Two Instruction Buffers
In order to prevent the troublesome signal racing conditions that would otherwise occur, the cell processor must use two instruction or cell buffers, A and B. The way it works is rather straightforward. As the cells in buffer A are being processed, buffer B is populated with successor cells that will be processed during the next cycle. As soon as all the cells in buffer A are processed, the two buffers are swapped and the cycle begins anew. Simple. I use this exact method in my own neural network experiments. Of course, this method can be modified and optimized for performance in a processor. Instead of just two buffers one can have three, four or more buffers and an instruction prefetch mechanism can be used to fill the buffers ahead of time. This is important because load balancing must happen before the processor is ready to process a buffer.

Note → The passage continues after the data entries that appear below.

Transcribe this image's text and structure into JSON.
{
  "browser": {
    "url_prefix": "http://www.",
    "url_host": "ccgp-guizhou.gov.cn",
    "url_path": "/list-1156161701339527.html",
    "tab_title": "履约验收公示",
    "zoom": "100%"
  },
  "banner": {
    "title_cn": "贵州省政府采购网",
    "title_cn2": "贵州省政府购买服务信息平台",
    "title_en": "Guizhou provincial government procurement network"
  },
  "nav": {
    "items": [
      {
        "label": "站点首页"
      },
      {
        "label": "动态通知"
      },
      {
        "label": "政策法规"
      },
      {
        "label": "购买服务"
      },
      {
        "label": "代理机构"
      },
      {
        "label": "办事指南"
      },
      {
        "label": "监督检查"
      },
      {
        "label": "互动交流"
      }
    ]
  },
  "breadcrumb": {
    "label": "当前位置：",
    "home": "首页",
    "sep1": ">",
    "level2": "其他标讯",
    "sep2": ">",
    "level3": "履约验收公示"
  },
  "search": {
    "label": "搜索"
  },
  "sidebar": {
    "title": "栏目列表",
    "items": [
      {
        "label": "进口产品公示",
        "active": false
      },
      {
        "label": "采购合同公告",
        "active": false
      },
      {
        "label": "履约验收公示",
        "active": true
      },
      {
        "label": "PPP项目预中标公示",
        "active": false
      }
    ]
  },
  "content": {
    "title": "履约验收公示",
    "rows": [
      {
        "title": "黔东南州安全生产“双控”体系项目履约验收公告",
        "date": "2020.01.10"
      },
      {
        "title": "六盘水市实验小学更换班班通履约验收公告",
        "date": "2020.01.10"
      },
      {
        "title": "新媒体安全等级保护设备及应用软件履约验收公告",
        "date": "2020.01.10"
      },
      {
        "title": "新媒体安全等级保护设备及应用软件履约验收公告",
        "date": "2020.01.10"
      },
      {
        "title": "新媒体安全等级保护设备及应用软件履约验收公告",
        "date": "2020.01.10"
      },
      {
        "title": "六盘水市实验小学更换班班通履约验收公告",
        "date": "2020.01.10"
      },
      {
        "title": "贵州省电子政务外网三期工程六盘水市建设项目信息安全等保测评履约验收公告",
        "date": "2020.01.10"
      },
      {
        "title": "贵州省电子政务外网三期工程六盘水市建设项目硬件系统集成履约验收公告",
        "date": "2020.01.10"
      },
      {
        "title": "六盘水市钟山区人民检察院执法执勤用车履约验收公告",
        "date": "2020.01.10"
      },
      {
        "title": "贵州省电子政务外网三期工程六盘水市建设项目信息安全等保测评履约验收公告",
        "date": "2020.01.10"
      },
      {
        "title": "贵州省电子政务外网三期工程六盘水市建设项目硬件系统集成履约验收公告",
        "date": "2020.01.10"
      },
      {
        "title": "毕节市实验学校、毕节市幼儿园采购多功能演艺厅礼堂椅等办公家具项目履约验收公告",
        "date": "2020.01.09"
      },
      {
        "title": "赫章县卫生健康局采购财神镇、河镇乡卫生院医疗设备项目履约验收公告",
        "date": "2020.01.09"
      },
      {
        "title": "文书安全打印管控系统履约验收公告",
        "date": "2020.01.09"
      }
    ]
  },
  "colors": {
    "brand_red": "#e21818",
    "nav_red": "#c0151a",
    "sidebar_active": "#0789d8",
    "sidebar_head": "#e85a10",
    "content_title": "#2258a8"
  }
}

The beauty of the two-buffer scheme is that the parallelism is fine grained and scalable and it can be performed entirely by the processor. It can be used in both single core and multicore architectures. It should be done using an MIMD configuration, if possible, an order to take full advantage of vectorization. Highly parallel programs will automatically scale to take advantage of all available cores. In fact, neither the program nor the programmer need be aware of the number of cores. The cores are presented with a list of cells to process at every system cycle and they divide the cell load among themselves. Program modules can send messages to each other via shared memory structures. Both buffers should reside on the chip for fast processing. The size of the buffers should be big enough to accommodate the most demanding situation so as to avoid using main memory. In a single-core processor, managing the buffers should be straightforward. In a multicore processor, however, we need a special controller, a task manager. In Part III, I will describe the task manager’s job, which is mostly load balancing.